Fermilab, Iowa schools team
up for science

Corn and soybeans top Iowa's list of homegrown commodities, but physicists from the University of Iowa and Iowa State University represent a solid investment in Hawkeye State futures.

Group from Iowa University

Group from Iowa University

At the DOE's Fermilab, graduate students from the University of Iowa are working on data from the SELEX (Segmented Large X baryon Spectrometer) fixed target experiment, studying charm baryons. The Iowa group is also a strong contributor in silicon systems, working on development of radiation-hardened pixel detectors for BTeV (B physics at the Tevatron) and other experiments at Fermilab, and for CERN, the European Particle Physics Laboratory in Switzerland.

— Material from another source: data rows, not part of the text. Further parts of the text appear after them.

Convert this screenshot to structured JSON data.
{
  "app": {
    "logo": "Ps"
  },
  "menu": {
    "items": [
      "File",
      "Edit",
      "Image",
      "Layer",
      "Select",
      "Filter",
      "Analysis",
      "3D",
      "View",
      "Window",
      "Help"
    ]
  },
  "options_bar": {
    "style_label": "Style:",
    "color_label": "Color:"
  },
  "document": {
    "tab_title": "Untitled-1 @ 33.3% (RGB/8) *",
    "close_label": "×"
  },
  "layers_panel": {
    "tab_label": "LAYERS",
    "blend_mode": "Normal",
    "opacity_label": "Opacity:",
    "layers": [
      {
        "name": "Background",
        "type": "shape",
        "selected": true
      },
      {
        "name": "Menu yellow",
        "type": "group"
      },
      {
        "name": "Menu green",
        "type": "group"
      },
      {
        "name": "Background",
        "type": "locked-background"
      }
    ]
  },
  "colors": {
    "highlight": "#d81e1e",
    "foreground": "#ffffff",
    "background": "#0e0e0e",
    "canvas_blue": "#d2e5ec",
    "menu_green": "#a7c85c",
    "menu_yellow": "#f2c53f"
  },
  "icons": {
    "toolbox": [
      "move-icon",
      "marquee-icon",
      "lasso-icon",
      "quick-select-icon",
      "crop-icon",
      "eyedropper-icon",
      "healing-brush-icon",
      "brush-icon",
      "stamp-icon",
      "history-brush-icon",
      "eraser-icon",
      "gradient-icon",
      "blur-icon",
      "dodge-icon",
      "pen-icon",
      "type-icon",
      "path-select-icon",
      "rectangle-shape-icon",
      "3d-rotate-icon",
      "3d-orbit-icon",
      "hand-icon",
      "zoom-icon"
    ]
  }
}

When the pixel detectors were placed in the test beam, Charles Newsom, professor of physics and astronomy, said the Iowa group wrote an analysis so quickly after information was released by the data acquisition system, "it almost seemed like an online analysis program."

The Iowa group is also working on something called "fuzzy carbon," a material for use in close proximity with the colliding beam. "We've been at the forefront of this development, and it's a lot of fun," said Newsom.

 
Group from Iowa State University
Group from Iowa
State University

Iowa State University's German Valencia and Fabrizzio Gabbian are working in theoretical physics at Fermilab, researching CP violation in baryon systems and b-meson systems. Valencia recently published an article in the Particle Data Group's Review of Particle Physics. David Atwood has contributed a section to The Higgs Hunters' Guide (J.F. Gunion, et al., published by Addison Wesley, Reading, Mass.).

A the DZero collider detector, John Krane is co-convener of the collaboration's QCD (quantum chromodynamics) group, and spoke at a recent calorimeter conference at Cal Tech. John Hauptman, professor of physics and astronomy, is spending an entire year working on the DZero collaboration and shepherding his own group of students, including some from the Korea University. Hauptman has also worked closely with QuarkNet, the program coordinated by Fermilab's Education Office for mentoring high school students and teachers, giving them first-hand experience with experiments at Fermilab, SLAC at Stanford University and CERN in Europe.